Okay. Well, I'll carry on. So HyCEAD Ziplex, as Andrew said, that is the technology that was acquired. It's a multiplex technology. So it's positioned differently versus next-generation sequencing. So next-generation sequencing is, I think, going to build a very, very strong position in the market as we go forward. And that allows you to really look at all sort of gene expression -- we've lost Andrew entirely now, particularly the DNA side of things, which is where a lot of the liquid biopsy companies are using next-generation sequencing. So that is very good for research and exploration. It's a bit more costly for clinical use, which is where we're focused on. And indeed, if you've got a particular gene panel, so our ovarian cancer is targeted at about 70 genes. The HyCEAD Ziplex is of the order of $20 to $40 a test and can easily handle 100 up to 200 genes.
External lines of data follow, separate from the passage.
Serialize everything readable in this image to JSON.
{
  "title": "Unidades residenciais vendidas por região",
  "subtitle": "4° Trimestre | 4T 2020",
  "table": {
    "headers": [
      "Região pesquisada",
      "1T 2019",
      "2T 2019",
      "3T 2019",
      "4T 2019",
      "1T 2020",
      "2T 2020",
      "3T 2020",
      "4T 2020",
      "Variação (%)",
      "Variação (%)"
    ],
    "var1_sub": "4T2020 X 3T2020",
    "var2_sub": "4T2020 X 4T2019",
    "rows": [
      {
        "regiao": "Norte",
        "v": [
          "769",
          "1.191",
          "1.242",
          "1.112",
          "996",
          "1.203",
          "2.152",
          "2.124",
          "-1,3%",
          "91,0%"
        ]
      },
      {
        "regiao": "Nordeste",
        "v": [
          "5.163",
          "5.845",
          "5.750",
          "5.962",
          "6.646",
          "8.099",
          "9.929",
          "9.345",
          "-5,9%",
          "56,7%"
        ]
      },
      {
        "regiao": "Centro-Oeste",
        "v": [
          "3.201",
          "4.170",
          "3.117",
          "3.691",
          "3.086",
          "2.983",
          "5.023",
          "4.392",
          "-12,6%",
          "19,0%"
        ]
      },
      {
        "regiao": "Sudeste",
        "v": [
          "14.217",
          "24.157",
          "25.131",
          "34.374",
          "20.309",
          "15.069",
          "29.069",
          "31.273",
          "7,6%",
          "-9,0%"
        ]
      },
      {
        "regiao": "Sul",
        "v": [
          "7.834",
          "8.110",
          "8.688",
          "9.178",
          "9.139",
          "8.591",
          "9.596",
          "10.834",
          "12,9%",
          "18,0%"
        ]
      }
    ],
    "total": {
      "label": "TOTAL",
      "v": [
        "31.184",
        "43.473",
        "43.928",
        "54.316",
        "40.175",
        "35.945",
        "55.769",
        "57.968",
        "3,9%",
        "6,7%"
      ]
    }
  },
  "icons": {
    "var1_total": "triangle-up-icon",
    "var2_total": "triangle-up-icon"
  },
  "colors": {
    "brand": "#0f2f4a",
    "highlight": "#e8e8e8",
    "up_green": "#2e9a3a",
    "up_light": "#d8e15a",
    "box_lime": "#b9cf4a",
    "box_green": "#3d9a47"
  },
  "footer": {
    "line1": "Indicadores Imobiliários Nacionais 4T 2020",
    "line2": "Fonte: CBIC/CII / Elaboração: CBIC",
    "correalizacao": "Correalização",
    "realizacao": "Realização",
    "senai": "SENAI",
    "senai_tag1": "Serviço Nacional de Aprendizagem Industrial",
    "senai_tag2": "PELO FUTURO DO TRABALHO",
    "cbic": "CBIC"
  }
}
So we've got a significant cost advantage for targeted genes, but next-generation sequencing would be stronger if you're looking at all genes. But of course, you don't need to look at all genes for cancer purposes. So I think it's horses for courses. We'll see NGS used on, as I said, discovery type things and in certain applications, but actually you should view the HyCEAD Ziplex as just being a much stronger version of sort of PCR, which is another very established technique that's used for small number of genes. What we can do is handle a large number of genes in a very cost-effective fashion. So we've got the significant benefits and advantages over PCR, but we're not going to be all things to all people. So for discovery, we will still use NGS. And indeed, the way we capture the cells, they're designed to be able to work with all different forms of downstream analysis.

Roland Spencer

executive
#25

And just -- we are now out of time. So Andrew's departure, I think we are pretty much done. Andrew, just in case you can hear us, can you still hear us?

Ian Griffiths

executive
#26

I think we've lost him entirely.

Roland Spencer

executive
#27

I think we've lost him entirely. Well, Andrew, thank you very much. Ian, thank you very much indeed. Really interesting presentation. Again, thank you for all of your questions.